彼らには、「俺がせっかくゆっくり、これからの人生のことを考えようと思っていたのに。お前たちが来たからまたこんなことになったんだ」と、若い頃は冗談で言っていました。

でも、やっぱり自分のところに来てくれたのは感謝しています。
ただ、食わせなければいけないのはすぐに4人だけじゃなくなった。

――えっ?どういうことですか。

実は東京へ営業に出かけていった途中で「前の会社のスタッフ20数名が解雇された」と電話があって。

話を聞くと、経営陣が変わってから仕事も減ったようでした。
すぐ新潟に帰って、みんなを集めて「自分で職を探せる人は探してくれ、自分で探せない人は俺のところにきなさい」と。

それでいきなり10数名のスタッフを抱えることになりました。

――いきなり大所帯に!?ご自身の見通しも立たない中で、なんで「面倒見よう」と思えたんですか?

何でって…。
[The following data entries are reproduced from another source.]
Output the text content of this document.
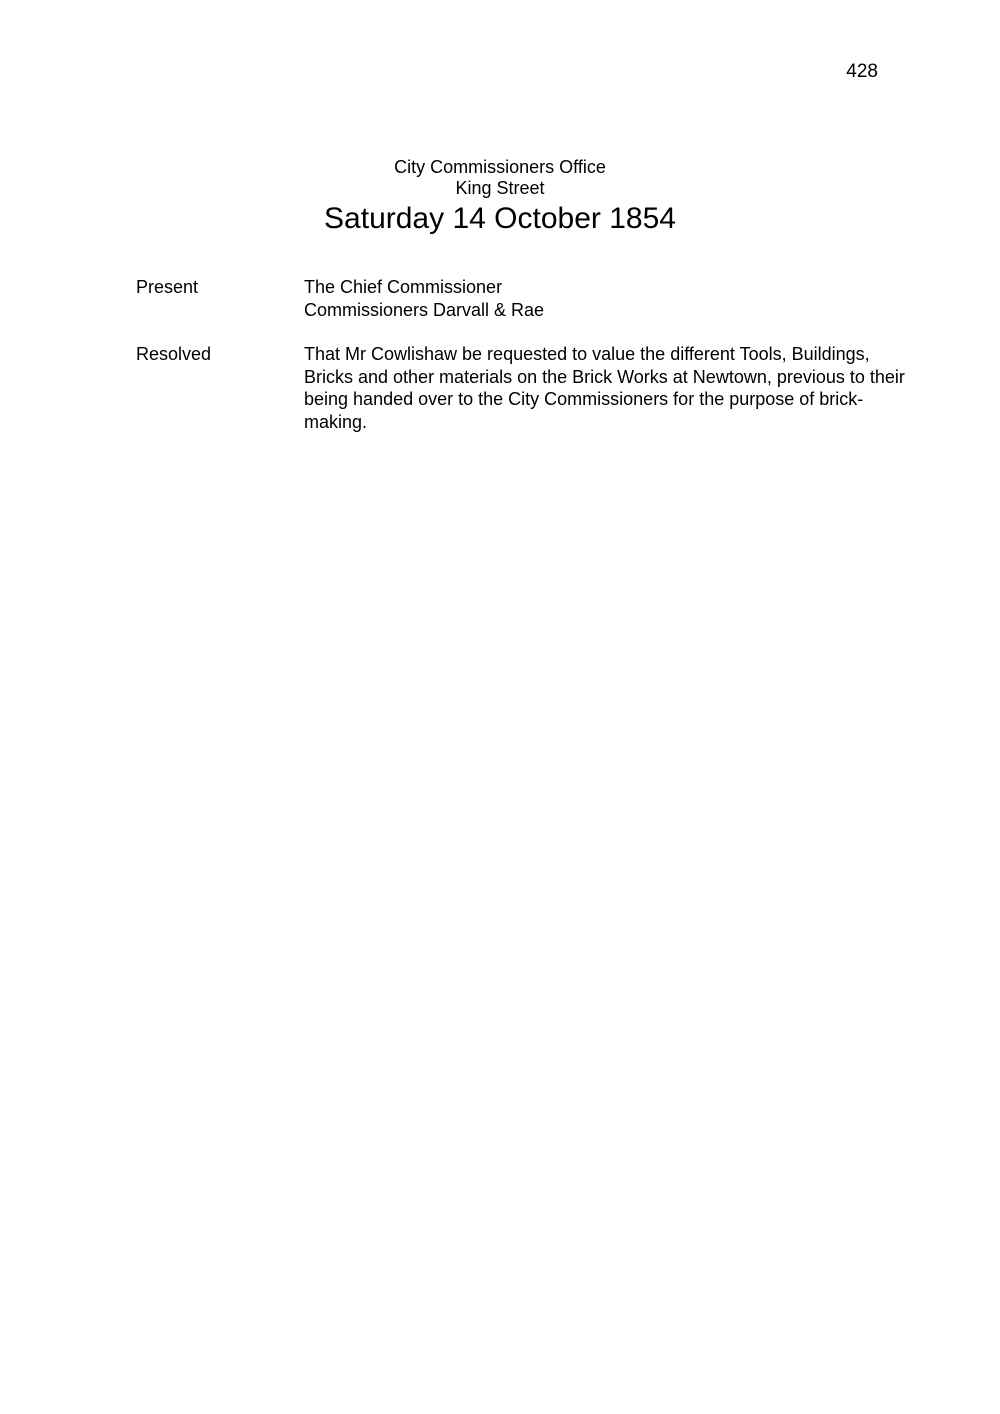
428
City Commissioners Office
King Street
Saturday 14 October 1854
Present	The Chief Commissioner
Commissioners Darvall & Rae
Resolved	That Mr Cowlishaw be requested to value the different Tools, Buildings,
Bricks and other materials on the Brick Works at Newtown, previous to their
being handed over to the City Commissioners for the purpose of brick-
making.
そういうきっかけを作ったのは俺だし。

それから30年。ウイングで育まれてきた精神とは。

――創業期はかなり大変だったのではないでしょうか?

仕事が無い時、社員の中で魚沼の農家の子がいたので、「米を仕入れて売るか?」なんてことも考えるくらいでした(笑)。
ただ、大変なときはみんなで力をあわせてやるしかないですから。
まずは食べるために「まわりの2倍働こうよ!」と声かけながら、単価が安い仕事しかなかったけれどガムシャラにやりました。
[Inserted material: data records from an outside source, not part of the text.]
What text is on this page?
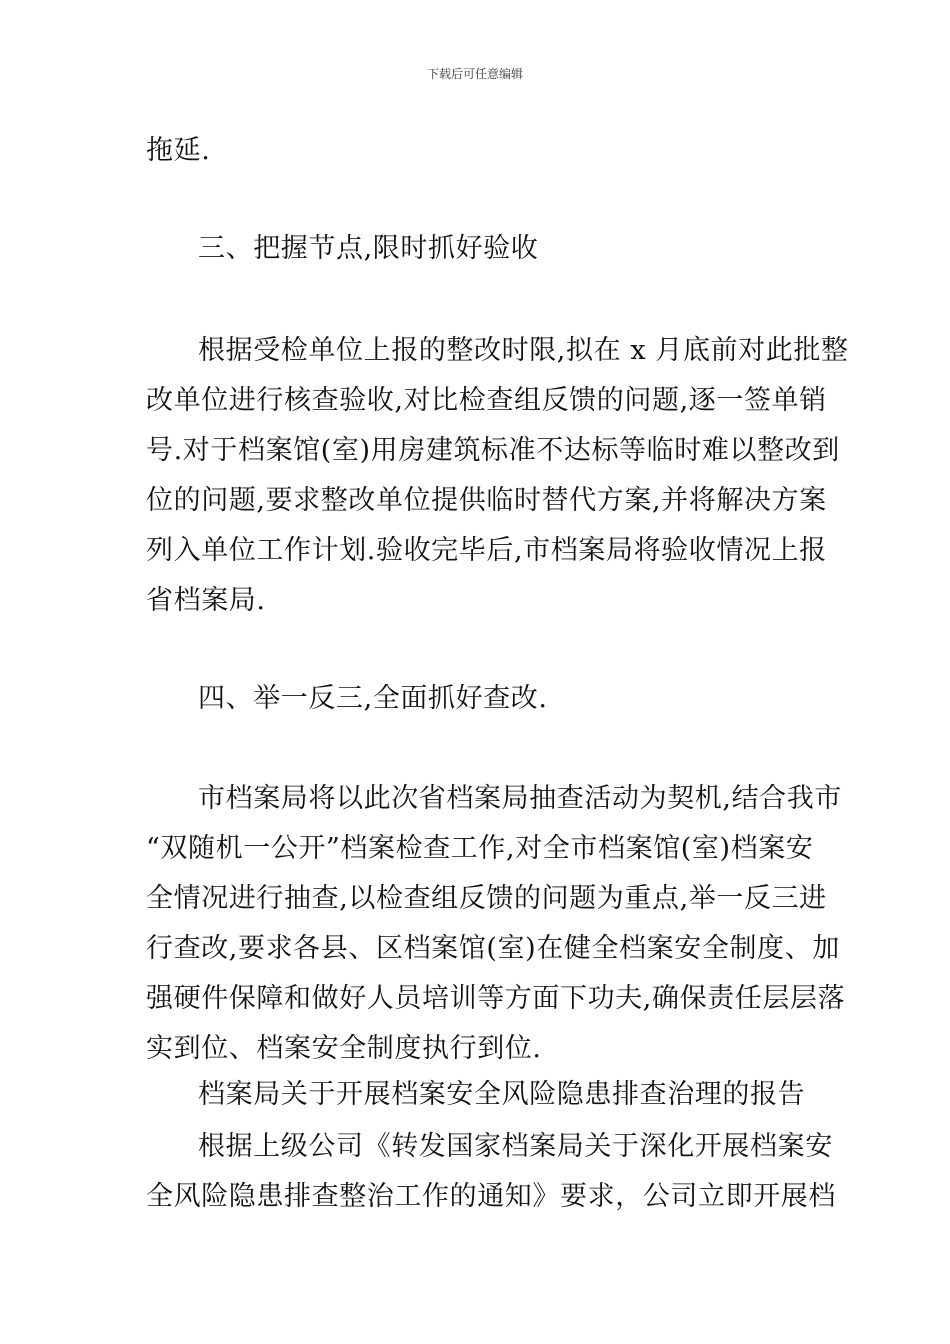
下载后可任意编辑
拖延.
三、把握节点,限时抓好验收
根据受检单位上报的整改时限,拟在 x 月底前对此批整
改单位进行核查验收,对比检查组反馈的问题,逐一签单销
号.对于档案馆(室)用房建筑标准不达标等临时难以整改到
位的问题,要求整改单位提供临时替代方案,并将解决方案
列入单位工作计划.验收完毕后,市档案局将验收情况上报
省档案局.
四、举一反三,全面抓好查改.
市档案局将以此次省档案局抽查活动为契机,结合我市
“双随机一公开”档案检查工作,对全市档案馆(室)档案安
全情况进行抽查,以检查组反馈的问题为重点,举一反三进
行查改,要求各县、区档案馆(室)在健全档案安全制度、加
强硬件保障和做好人员培训等方面下功夫,确保责任层层落
实到位、档案安全制度执行到位.
档案局关于开展档案安全风险隐患排查治理的报告
根据上级公司《转发国家档案局关于深化开展档案安
全风险隐患排查整治工作的通知》要求，公司立即开展档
それから、「どうしたらお客様に選んでもらえる会社になれるのか?」「他のシステム会社がやっていないことはどんなことか?」みんなで考えながら常に「変化」し続け、今までやってきました。

――ウイングで一緒に働く人たちの気持ちをひとつにするために、工夫したことはありますか。

最初の会社を去る時に、精神的に不安定にもなっていて何のために生きるのだろう?何のために働くのだろう?ということを毎日考えていました。
そんな時に家族からの支えのありがたさを痛感しました。

例え、優秀なエンジニア1,000人に囲まれても、妻一人には敵わないだろう。
私は愛する人・家族のために働いていると気づいた。
社員のみんなもきっとそうだと思い、社員とその家族が幸せになれるように一緒に頑張ろうと声をかけるようになりました。

社員や社員の配偶者、お子さんの誕生日に手紙を書くのは、その想いを皆さんに伝えたいからです。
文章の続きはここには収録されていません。